Portugal foi, curiosamente, um dos primeiros países do mundo a fazer uma lei específica para o trabalho nas

plataformas, mas apenas para um sector particular. Fê-lo através da Lei n.º 45/2018, de 10 de agosto. À

semelhança do que sucedeu nos outros pouquíssimos países que fizeram legislações específicas, enquanto

ainda se fazia o debate nos tribunais em vários países sobre o tipo de relações laborais estabelecidas com as

plataformas, a lei portuguesa assumiu uma orientação neoliberal, à medida dos interesses de plataformas como

a Uber. Do ponto de vista das relações de trabalho, o enquadramento que foi aprovado por acordo entre PS,

PSD e CDS-PP teve a originalidade de considerar, além dos três sujeitos que intervêm neste tipo de atividade

(o trabalhador; a plataforma; o cliente), um quarto sujeito, o «operador de TVDE». Assim, a lei logrou libertar as

plataformas digitais (Uber, Bolt, Free Now e It's my Ride, os quatro que atualmente operam em Portugal) de

quaisquer compromissos contratuais em relação aos motoristas, impedindo o estabelecimento de relações de

trabalho entre os motoristas e a plataforma e obrigando à intermediação de um terceiro agente, o tal «operador

de TVDE».

Não se sabe ao certo quantos dos 8880 operadores de TVDE, isto é, das empresas que contratam os

motoristas, são na realidade empresas ou, ao invés, os próprios motoristas empresarializados.

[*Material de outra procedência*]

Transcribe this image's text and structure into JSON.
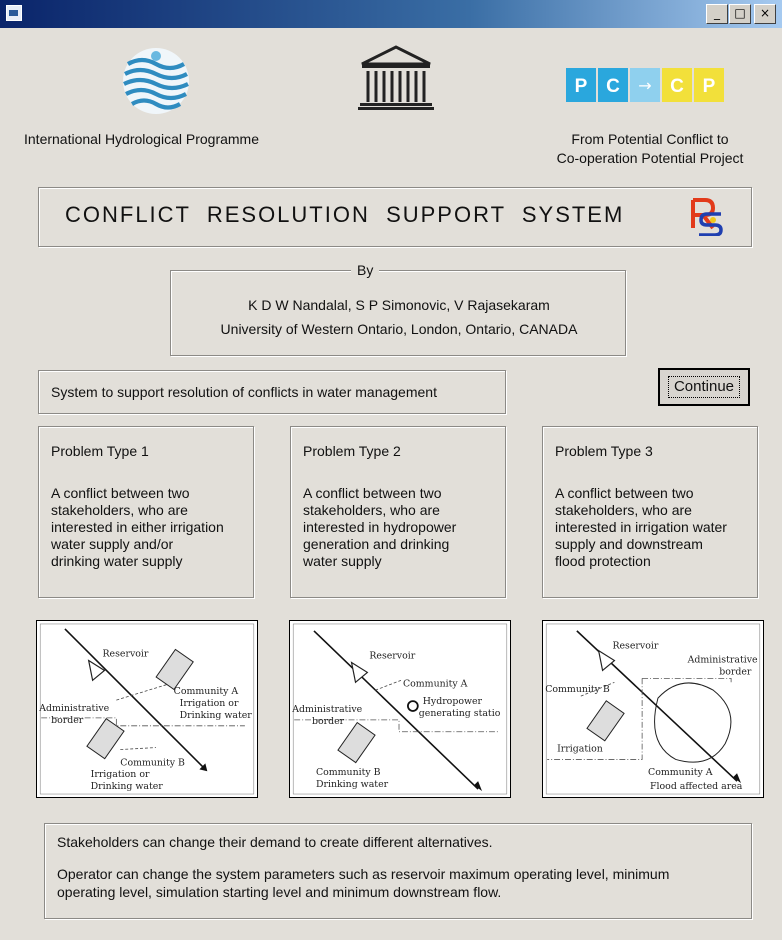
{
  "header": {
    "left_caption": "International Hydrological Programme",
    "right_caption_line1": "From Potential Conflict to",
    "right_caption_line2": "Co-operation Potential Project",
    "pccp_letters": [
      "P",
      "C",
      "→",
      "C",
      "P"
    ],
    "unesco_logo_text": "UNESCO"
  },
  "title": {
    "text": "CONFLICT  RESOLUTION  SUPPORT  SYSTEM",
    "logo_letters": "RS"
  },
  "authors": {
    "legend": "By",
    "line1": "K D W Nandalal, S P Simonovic,  V Rajasekaram",
    "line2": "University of Western Ontario, London, Ontario, CANADA"
  },
  "system_description": "System to support resolution of conflicts in water management",
  "continue_button": "Continue",
  "problems": [
    {
      "title": "Problem Type 1",
      "desc_lines": [
        "A conflict  between two",
        "stakeholders, who are",
        "interested in either irrigation",
        "water supply and/or",
        "drinking water supply"
      ],
      "figure": {
        "reservoir": "Reservoir",
        "community_a": [
          "Community A",
          "Irrigation or",
          "Drinking water"
        ],
        "admin": [
          "Administrative",
          "border"
        ],
        "community_b": [
          "Community B",
          "Irrigation or",
          "Drinking water"
        ]
      }
    },
    {
      "title": "Problem Type 2",
      "desc_lines": [
        "A conflict between two",
        "stakeholders, who are",
        "interested in hydropower",
        "generation and drinking",
        "water supply"
      ],
      "figure": {
        "reservoir": "Reservoir",
        "community_a": "Community A",
        "hydropower": [
          "Hydropower",
          "generating statio"
        ],
        "admin": [
          "Administrative",
          "border"
        ],
        "community_b": [
          "Community B",
          "Drinking water"
        ]
      }
    },
    {
      "title": "Problem Type 3",
      "desc_lines": [
        "A conflict between two",
        "stakeholders, who are",
        "interested in irrigation water",
        "supply and downstream",
        "flood protection"
      ],
      "figure": {
        "reservoir": "Reservoir",
        "admin": [
          "Administrative",
          "border"
        ],
        "community_b": "Community B",
        "irrigation": "Irrigation",
        "community_a": "Community A",
        "flood": "Flood affected area"
      }
    }
  ],
  "notes": {
    "line1": "Stakeholders can change their demand to create different alternatives.",
    "line2a": "Operator can change the system parameters such as reservoir maximum operating level, minimum",
    "line2b": "operating level, simulation starting level and minimum downstream flow."
  },
  "window_buttons": {
    "minimize": "_",
    "maximize": "□",
    "close": "×"
  },
  "colors": {
    "titlebar": "#0a246a",
    "window_bg": "#e2dfd9",
    "pccp_blue": "#2aa7dd",
    "pccp_yellow": "#f2e03a",
    "rs_red": "#e23a1a",
    "rs_blue": "#1f3fb0"
  }
}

Também não se

sabe quantos contratos de trabalho existem, embora as inspeções da ACT indiquem um elevado grau de

incumprimento da lei. De facto, esta figura do «operador de TVDE» é um artifício para esbater, no modo como

se organiza a atividade, a ligação contratual que existe entre o motorista e a plataforma digital. Por outro lado,

não obstante os limites definidos pela Lei n.º 45/2018, de 10 de agosto, relativamente aos horários de trabalho,

o facto é que as jornadas diárias de trabalho rondam, de acordo com os sindicatos, cerca de 14 horas diárias

em média, dado que dificilmente um motorista consegue um rendimento que lhe permita sobreviver se estiver a

trabalhar um período inferior àquele. Os conflitos relativos às taxas cobradas pelas plataformas têm sido,

também, uma constante neste setor desde então.

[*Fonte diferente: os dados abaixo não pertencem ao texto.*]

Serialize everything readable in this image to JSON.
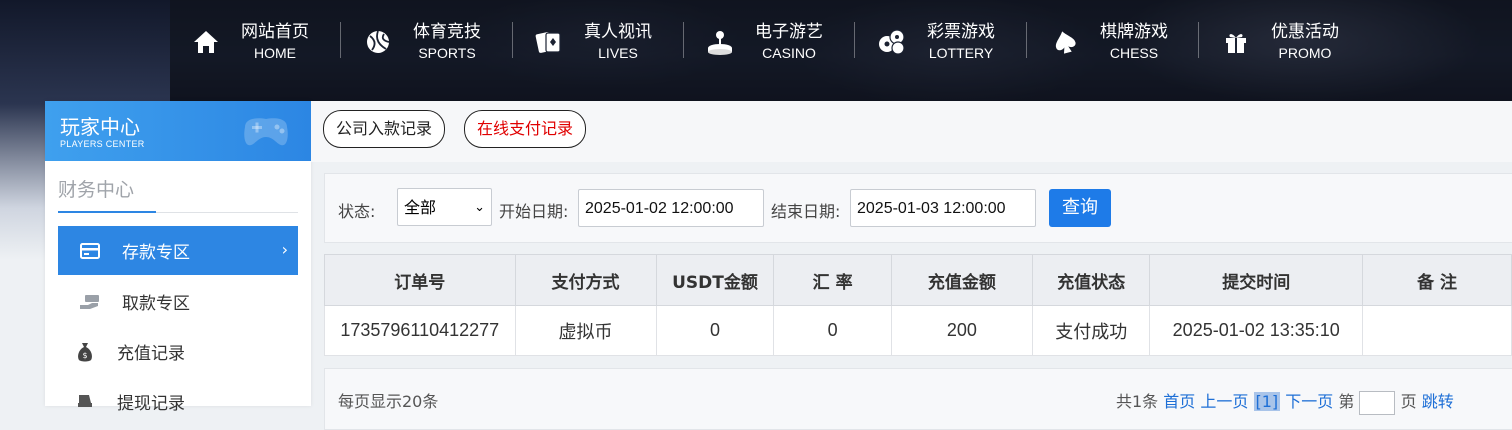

Em termos jurisprudenciais, até ver, não existem decisões relativas a estafetas que trabalham com

plataformas digitais em Portugal e à qualificação da sua relação laboral. Em termos de debate político, o Governo

entendeu, contudo, realizar um «Livro Verde sobre o Futuro do Trabalho», cuja coordenação científica ficou a

cargo dos professores de Direito do Trabalho Guilherme Dray e Teresa Coelho Moreira. A versão preliminar

deste «Livro Verde», apresentada em junho de 2021, tinha uma caracterização sobre a realidade das

plataformas digitais e um conjunto de linhas de ação. Nalguns casos, essas linhas parecem remeter para um

enquadramento contributivo e fiscal próprio, à parte do que se aplica às restantes empresas, e para o

estabelecimento de direitos de proteção social independentes da qualificação contratual, isto é, aplicáveis aos

trabalhadores mesmo que estes mantenham uma situação de verdadeiro trabalho independente ou de «falsos

recibos verdes», o que poderia ser concretizado pelo tal «terceiro estatuto», à imagem do que foi criado em

França ou na Colômbia. Por outro lado, na linha da jurisprudência que reconhece o direito destes trabalhadores

ao contrato de trabalho, os coordenadores científicos do livro inscreveram nesta versão a proposta de «Criar

uma presunção de laboralidade adaptada ao trabalho nas plataformas digitais, para tornar mais clara e efetiva

a distinção entre trabalhador por conta de outrem e trabalhador por conta própria, sublinhando que a

circunstância de o prestador de serviço utilizar instrumentos de trabalho próprios, bem como o facto de estar

dispensado de cumprir deveres de assiduidade, pontualidade e não concorrência, não é incompatível com a

existência de uma relação de trabalho dependente entre o prestador e a plataforma digital». Trata-se de uma

recomendação muito relevante. No Plano de Recuperação e Resiliência atira, todavia, qualquer intervenção

deste tipo para 2022. O «Livro Verde» identifica ainda explicitamente a necessidade de rever a «Lei Uber», muito

embora não explicite em que sentido nem assuma o compromisso de revogar a bizarra e dispensável figura do

«operador de TVDE». E sinaliza a necessidade de «regulamentar a utilização de algoritmos, nomeadamente na

distribuição de tarefas, organização do trabalho, avaliação de desempenho e progressão, em particular no

âmbito do trabalho prestado através de plataformas».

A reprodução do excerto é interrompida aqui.